De temps en temps il jetait un coup d’œil en direction des deux grognons qui lui faisaient face. Ils devaient être à moitié sourds, ne réagissant pas aux miaulements de plus en plus pitoyables du matou enfermé dans sa cage à trous. Après réflexion ils ne lui parurent plus aussi vieux qu’il avait pu le croire dans un premier temps. Eux aussi semblaient occupés par la lecture des journaux. L’homme lisait Le Télégramme et la femme était plongée dans Ouest France, ce qui confirmait qu’il s’agissait de deux Briochins qui se rendaient à Paris. De plus le choix de deux quotidiens différents indiquait qu’il devait y avoir du tirage dans le couple, chacun campant dans ses habitudes et ses certitudes.
Visiblement ils avaient du mal à se concentrer car il ne se passait pas trente secondes sans que l’un des deux lève le nez et inspecte le groupe de voyageurs répartis sur les divers fauteuils, comme s’ils étaient chargés de contrôler le bon ordre général. Pendant ce temps le matou gémissait toujours.

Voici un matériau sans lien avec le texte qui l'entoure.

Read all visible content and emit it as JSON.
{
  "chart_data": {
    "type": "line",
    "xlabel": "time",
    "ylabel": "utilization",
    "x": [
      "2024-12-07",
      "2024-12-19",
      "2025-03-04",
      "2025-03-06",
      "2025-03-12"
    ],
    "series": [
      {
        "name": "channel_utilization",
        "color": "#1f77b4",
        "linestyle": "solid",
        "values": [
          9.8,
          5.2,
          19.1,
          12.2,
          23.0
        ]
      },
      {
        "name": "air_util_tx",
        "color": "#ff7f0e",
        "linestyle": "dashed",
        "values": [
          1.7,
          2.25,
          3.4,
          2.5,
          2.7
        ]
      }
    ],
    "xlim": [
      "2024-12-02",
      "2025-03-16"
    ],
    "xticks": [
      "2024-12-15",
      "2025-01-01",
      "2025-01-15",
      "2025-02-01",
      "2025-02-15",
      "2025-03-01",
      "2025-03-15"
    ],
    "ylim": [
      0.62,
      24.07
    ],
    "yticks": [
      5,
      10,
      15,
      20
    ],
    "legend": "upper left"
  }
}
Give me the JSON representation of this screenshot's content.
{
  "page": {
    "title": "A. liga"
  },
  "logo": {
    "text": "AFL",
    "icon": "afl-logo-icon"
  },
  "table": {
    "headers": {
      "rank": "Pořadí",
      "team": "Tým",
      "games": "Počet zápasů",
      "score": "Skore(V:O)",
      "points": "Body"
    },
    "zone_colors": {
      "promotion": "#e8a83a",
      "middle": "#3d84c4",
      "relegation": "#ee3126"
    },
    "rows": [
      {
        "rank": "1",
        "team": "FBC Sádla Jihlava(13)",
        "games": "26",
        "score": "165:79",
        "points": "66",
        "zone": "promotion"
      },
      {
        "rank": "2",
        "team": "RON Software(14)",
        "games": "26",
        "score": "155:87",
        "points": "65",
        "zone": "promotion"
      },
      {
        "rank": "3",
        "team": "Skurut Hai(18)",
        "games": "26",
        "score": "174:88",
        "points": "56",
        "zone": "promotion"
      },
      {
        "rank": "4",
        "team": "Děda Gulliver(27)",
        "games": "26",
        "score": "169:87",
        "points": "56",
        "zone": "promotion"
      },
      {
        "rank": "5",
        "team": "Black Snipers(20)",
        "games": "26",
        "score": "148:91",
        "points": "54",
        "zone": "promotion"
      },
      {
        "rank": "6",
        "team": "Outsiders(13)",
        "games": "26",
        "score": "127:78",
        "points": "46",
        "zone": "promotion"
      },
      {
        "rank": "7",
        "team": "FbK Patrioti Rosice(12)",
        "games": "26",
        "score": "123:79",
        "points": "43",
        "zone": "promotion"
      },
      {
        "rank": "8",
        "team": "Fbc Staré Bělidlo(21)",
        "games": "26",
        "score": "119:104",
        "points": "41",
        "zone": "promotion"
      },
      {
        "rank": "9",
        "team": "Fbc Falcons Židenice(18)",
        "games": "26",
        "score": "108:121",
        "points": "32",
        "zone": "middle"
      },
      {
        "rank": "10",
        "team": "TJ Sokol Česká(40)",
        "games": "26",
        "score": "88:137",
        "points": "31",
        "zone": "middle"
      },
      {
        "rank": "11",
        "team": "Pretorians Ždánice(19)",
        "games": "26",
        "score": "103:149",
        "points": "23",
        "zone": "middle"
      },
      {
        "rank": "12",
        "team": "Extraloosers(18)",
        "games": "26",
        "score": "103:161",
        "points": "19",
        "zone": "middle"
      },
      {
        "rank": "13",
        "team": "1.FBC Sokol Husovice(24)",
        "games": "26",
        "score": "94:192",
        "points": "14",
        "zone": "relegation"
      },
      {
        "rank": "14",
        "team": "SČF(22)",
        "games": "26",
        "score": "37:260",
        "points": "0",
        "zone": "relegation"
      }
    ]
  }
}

Les minutes s’écoulaient lentement et Manu se sentait de moins en moins à l’aise dans ce fauteuil pourtant prévu pour le confort des voyageurs. Quelque chose d’indéterminé, une vague intuition, ce qu’il appelait son sixième sens, lui signalait que tout ne se passait pas comme prévu. Il s’appliqua à fixer une des pages sur le Tour mais il n’arrivait plus à lire un seul mot. La grande pendule lui apprit qu’il restait un quart d’heure avant l’arrivée du TGV. Son malaise ne se dissipant pas il décida de passer sur le quai. Il y respirerait mieux. Il se leva et empoigna son sac. Il tenait son journal dans l’autre main.
Au moment où il enjambait l’énorme valise des deux affreux il sentit une poigne terrible s’abattre sur son épaule, faisant glisser au sol le sac à dos. Et avant qu’il puisse réagir deux autres mains lui avaient replié les bras derrière le dos. Il entendit le déclic des menottes qui lui rappela un cliquetis sinistre identique déjà perçu deux ans auparavant.
Encadré par les deux caricatures – derrière leur accoutrement ridicule il devinait maintenant deux policiers qui devaient le pister depuis quelque temps – il fut conduit vers la sortie sous les yeux des autres passagers incrédules. Une voiture de police attendait derrière les taxis. « Saint-Brieuc : terminus, Monsieur Carmone ! » lui lança alors celui qu’il avait d’abord pris pour une matrone à la Dubout.
Alors qu’on le poussait vers l’intérieur, une jeune femme indignée sortait de la gare avec la cage où était enfermé le matou. « C’est quand même malheureux ! » cria-t-elle à l’adresse du trio qui avait désormais d’autres chats à fouetter.